Aprendemos com clareza no século XXI que a realidade não é dogmática e que não pode ser entendida, apreendida, empregando-se dogmatismos. Na esfera da Ciência Política, aprendemos na prática que a cidadania não se limita ao exercício do voto livre, secreto e exercido com soberania. Ainda que seja essencial postular a (i)legitimidade da representação política, a Política não se deduz somente do sufrágio universal.
Para sair desta armadilha, um partido político – assim definido, de acordo com a tradição da Teoria Política e do Estado – poderá fazer uso inovador da representação adotando as metas e as técnicas globalizadas; porém, para tanto terá de sacrificar o dogma da territorialidade. Para além do pleito regimentar eleitoral, sua temática deverá ser plural e transversal ao nacionalismo. Ainda que a Política seja abalada por dogmatismos – vide o terrorismo, os puristas liberais, o fascismo – a realidade nos confrontou com o Princípio da Indeterminação.
Como atualização da Política – uma Polis multifacetada – quem nunca patrocinou um abaixo-assinado, mesmo de efeito meramente moral, posicionando-se diante de um fato “escandaloso” ocorrido do outro lado do mundo e longe dos seus problemas imediatos? Alguém poderá dizer que isto não é o exercício da cidadania? Como não seria, se a cidadania requer precipuamente o direito à livre participação e manifestação de acordo com as pautas democráticas? Esta forma de agir na Política, desterritorializada, conflagrou uma Cidadania Profunda: indo à raiz das questões.

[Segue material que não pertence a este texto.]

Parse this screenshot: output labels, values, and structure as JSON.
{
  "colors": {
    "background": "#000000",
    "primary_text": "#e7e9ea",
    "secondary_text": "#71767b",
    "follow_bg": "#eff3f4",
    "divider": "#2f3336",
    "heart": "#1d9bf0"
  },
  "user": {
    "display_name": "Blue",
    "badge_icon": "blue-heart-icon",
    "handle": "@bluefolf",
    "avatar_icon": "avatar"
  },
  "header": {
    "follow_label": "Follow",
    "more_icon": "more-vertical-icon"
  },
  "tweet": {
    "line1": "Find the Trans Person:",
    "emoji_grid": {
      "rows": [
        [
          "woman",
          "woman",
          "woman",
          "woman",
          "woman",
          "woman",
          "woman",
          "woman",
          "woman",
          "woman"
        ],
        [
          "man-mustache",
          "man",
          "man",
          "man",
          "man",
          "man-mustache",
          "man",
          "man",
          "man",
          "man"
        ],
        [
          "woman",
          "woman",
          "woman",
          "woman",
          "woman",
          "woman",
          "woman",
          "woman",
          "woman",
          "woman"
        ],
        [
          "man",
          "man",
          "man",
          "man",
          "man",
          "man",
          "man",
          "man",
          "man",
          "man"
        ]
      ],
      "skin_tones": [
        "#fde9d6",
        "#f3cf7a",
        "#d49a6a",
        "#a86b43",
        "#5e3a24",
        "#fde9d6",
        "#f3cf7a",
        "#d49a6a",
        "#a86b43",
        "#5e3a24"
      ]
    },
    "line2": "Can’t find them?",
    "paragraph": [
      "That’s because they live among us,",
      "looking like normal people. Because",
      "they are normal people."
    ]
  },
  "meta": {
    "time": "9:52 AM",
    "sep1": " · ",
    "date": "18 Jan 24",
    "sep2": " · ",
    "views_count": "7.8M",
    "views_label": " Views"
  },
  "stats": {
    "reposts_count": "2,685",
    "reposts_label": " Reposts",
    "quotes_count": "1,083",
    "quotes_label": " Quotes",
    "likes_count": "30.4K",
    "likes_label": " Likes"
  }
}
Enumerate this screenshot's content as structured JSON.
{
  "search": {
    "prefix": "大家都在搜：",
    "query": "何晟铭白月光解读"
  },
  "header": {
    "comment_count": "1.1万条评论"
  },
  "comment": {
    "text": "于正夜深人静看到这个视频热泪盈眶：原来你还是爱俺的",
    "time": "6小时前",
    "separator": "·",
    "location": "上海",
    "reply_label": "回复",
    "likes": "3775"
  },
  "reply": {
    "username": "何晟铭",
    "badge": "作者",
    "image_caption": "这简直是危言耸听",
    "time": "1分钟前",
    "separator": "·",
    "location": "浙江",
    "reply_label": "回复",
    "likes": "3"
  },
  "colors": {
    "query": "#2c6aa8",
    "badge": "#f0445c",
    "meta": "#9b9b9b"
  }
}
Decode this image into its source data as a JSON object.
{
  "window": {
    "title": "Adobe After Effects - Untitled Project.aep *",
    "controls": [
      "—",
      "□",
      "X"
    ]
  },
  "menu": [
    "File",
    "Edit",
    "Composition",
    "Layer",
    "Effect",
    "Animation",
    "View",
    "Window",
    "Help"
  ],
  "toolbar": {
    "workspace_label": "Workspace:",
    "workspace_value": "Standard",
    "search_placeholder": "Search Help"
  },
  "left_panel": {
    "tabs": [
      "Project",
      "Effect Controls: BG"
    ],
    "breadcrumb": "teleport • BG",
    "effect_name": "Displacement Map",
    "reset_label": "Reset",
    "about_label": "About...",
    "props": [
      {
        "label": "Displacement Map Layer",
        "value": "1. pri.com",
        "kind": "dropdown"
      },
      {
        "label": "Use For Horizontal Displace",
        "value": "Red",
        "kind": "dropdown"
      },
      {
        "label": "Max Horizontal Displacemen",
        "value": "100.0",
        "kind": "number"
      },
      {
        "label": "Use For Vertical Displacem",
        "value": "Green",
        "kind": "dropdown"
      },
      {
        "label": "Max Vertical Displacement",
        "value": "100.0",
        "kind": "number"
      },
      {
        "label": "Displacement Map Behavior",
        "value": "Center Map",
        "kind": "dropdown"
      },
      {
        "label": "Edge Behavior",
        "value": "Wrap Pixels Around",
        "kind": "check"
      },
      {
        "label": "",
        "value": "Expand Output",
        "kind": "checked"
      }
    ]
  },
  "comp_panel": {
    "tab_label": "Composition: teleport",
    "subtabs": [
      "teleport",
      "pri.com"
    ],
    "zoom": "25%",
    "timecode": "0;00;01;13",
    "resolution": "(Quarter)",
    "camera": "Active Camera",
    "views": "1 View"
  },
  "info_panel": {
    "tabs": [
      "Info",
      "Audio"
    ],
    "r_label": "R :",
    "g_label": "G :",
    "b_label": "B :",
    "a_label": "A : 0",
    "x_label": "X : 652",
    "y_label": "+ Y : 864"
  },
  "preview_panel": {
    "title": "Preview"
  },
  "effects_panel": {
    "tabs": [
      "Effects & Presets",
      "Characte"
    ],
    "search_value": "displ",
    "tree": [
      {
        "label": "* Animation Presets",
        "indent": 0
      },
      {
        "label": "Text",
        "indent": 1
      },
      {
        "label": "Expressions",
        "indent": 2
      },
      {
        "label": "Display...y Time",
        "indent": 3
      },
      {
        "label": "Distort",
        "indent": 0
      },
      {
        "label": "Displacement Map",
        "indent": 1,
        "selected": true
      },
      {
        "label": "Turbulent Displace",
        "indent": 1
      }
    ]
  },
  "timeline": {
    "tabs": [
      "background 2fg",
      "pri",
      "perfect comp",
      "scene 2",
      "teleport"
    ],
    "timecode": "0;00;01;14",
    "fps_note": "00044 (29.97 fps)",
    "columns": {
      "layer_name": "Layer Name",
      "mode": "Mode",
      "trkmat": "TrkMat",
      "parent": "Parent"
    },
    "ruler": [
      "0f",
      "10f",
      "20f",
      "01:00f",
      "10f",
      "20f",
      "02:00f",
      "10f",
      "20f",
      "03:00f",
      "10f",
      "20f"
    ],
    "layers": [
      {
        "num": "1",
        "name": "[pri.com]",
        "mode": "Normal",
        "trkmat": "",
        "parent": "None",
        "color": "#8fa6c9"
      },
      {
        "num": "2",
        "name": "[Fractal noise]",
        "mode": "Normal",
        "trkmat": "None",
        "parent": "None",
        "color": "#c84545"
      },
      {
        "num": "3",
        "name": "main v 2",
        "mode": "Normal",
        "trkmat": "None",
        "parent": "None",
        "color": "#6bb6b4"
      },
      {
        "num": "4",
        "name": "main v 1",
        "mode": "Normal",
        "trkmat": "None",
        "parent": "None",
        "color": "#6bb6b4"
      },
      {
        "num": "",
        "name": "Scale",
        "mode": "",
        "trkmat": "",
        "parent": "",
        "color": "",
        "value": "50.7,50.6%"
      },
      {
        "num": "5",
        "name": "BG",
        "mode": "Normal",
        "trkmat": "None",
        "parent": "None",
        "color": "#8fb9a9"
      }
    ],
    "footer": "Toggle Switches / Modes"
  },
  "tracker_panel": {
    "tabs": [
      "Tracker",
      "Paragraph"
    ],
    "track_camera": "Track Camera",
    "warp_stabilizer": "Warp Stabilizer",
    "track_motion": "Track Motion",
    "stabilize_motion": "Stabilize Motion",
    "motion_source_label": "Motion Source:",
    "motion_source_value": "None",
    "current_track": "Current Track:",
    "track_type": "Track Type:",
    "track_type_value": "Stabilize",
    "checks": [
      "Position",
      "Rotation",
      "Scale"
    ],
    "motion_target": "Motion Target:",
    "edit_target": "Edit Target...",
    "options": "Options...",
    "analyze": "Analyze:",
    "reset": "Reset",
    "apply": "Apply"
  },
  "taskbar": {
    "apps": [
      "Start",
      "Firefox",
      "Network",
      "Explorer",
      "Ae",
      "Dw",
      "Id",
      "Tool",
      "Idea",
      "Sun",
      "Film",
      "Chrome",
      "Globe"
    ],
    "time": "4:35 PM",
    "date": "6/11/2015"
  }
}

E a questão mais solene dos tempos atuais está na incapacidade da tradição resolver os problemas mais complexos. Como uma rede (complexus), as tramas e os dramas põem o Estado, o direito, os institutos mais reconhecidos (família) em estágio de ebulição. A representação, como vimos, terá de se haver com a persona digital: em que os anônimos repaginam o espaço público (para o bem e para o mal).
Juridicamente, se a tradição ensinava que o rótulo familiar equivalia a “homem + mulher”, o século XXI desembocou nas Cortes Supremas casos, por exemplo, em que uma pessoa, nascida mulher, modificou-se por meio de incisões cirúrgicas e, transexual, agora é do sexo masculino.
Em seguida, em outra fase da vida, esta pessoa, além de ter obtido judicialmente a mudança de sua identificação social (nome), passou a requer o direito de engravidar. Para alcançar seu objetivo – tendo conservado óvulos férteis – terá de desfazer os efeitos anatômicos do procedimento cirúrgico, ou seja, deverá voltar ao sexo feminino.
Mas não é tudo, pois, é bem provável que, após o período de gestação e de amamentação, a mulher que passou a ser homem, e que voltou a ser mulher, queira, novamente, reconhecer-se socialmente como do sexo masculino. No período de gestação e de amamentação, esta pessoa retornaria à identificação social originária, do sexo feminino?
É óbvio que a lei que define, regressivamente, a família como associação do sexo feminino com o sexo masculino, é incapaz de proibir alguém de mudar de sexo. Afinal, se este é o desejo de sua identificação de gênero, a pessoa que assim deseja promoverá a mudança de sexo em outro país que apresente legislação mais flexível e adequada ao seu intuito. Além disso, pode-se pensar em situações correlatas, como o indivíduo que nasceu com dois sexos – e terá de escolher um.
Entretanto, não poderá voltar atrás na escolha, porque uma lei tradicional (dogmática) não permite reparar a decisão precipitada? Outro indivíduo que nasça com dois sexos, mas apenas um mais desenvolvido, terá de assim permanecer porque a lei tradicional foi incapaz de seguir os avanços da ciência?
É evidente que casos assim percorreram a história da Humanidade, mas, por forças das tradições, essas pessoas viviam recolhidas, apartadas do meio social, ou eram eliminadas. O Princípio da Indeterminação, acolhido pelo Poder Judiciário, serviria para responder ao homicídio cultural seletivo do passado tradicional.
Se a concepção tradicional ensinava que o Direito corresponde ao Estado e que este é o único legislador autorizado, legitimado para criar leis e que, deste modo, o Direito se limita à Lei – sendo a Lei a fonte primeira do Direito – no mundo transversal, globalizado, indutor da indeterminação, o Direito não será mais tridimensional, como é o próprio Estado na teoria tradicional (povo, território, soberania), mas sim pluri e transdimensional.